When Monica White took over Food Share in June 2017, the nonprofit was in dire financial straits with no reserves and a maxed-out credit line. The Oxnard-based nonprofit dedicated to fighting hunger was preparing to cut staff. The transition committee offered to handle the initial round of layoffs so White could start fresh.
White insisted that if she was going to lead the organization, she would take responsibility for the hard tasks. She opted to fully lead from the very beginning. She later learned the finances were so dire, they couldn’t afford the vacation liability for layoffs.

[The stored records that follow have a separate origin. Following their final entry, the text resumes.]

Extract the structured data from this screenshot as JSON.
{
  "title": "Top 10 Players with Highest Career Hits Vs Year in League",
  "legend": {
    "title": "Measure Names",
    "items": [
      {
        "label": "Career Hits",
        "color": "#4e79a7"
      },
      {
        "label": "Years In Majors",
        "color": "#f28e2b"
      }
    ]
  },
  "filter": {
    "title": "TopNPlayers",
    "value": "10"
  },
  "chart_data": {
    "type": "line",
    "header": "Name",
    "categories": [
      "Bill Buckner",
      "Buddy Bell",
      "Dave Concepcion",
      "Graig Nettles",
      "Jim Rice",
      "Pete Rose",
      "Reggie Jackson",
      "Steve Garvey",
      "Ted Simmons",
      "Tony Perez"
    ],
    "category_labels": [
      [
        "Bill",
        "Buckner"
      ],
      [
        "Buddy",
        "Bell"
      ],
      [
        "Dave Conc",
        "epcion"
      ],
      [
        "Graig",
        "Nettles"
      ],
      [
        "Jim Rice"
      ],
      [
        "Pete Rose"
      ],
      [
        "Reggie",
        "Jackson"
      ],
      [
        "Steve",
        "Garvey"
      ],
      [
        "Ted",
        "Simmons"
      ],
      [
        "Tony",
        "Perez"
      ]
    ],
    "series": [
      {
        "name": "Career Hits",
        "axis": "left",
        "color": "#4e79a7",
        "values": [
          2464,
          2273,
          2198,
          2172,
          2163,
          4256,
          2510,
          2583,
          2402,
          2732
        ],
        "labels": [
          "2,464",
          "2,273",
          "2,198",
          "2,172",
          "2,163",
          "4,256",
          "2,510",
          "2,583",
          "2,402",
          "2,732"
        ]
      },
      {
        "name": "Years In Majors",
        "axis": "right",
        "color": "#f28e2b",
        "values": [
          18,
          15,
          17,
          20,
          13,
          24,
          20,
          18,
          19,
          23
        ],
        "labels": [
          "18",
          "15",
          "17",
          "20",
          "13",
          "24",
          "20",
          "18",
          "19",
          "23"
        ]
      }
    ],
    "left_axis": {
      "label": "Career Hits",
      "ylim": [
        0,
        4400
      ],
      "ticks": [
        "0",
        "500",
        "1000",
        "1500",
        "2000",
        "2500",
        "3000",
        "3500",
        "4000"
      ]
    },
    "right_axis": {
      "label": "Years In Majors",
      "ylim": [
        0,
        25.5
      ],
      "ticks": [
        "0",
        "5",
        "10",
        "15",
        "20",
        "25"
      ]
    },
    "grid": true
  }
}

Her leadership in transforming the organization’s finances proved critical. When COVID safety restrictions left thousands of Ventura County families out of work, the number of people seeking assistance from Food Share increased 138%. The organization serves around 220,000 people a year, nearly three times as many as when she was hired.
When Shawna Morris assumed the title of CEO at Casa Pacifica in July 2020, the residential treatment center outside Camarillo for childhood victims of abuse, substance abuse, homelessness, and other behavioral and mental health issues, was facing the worst financial issues in its 25-year history.
Casa Pacifica had operated at a deficit for several years and was struggling to pivot from the congregate residential treatment of abused children to short-term treatment programs. Meanwhile, more children than ever needed support during the disruptions of the pandemic.
While she righted the ship, Morris kept her eyes on the kids as well as the bottom line. She knows the name of every child. I once watched her conduct a meeting in her office while never once taking her eyes off a child outside who was “a known runner.”
I could see in her eyes she was going to chase him down herself if he bolted. (Mercifully, he didn’t.)
Each of these women had huge financial challenges to stabilize upon arrival, all of which were likely worse than what was represented to them when they agreed to do the job—and perhaps worse than was ever made public.
Each leader, like Ramirez, has the same True North of helping the vulnerable among us and an ethics-driven decision-making that does not veer off course. They were at the right place at the right time.
Dianne McKay is the president of Mustang Marketing in Thousand Oaks and former Chair of the Ventura County Community College District board of trustees.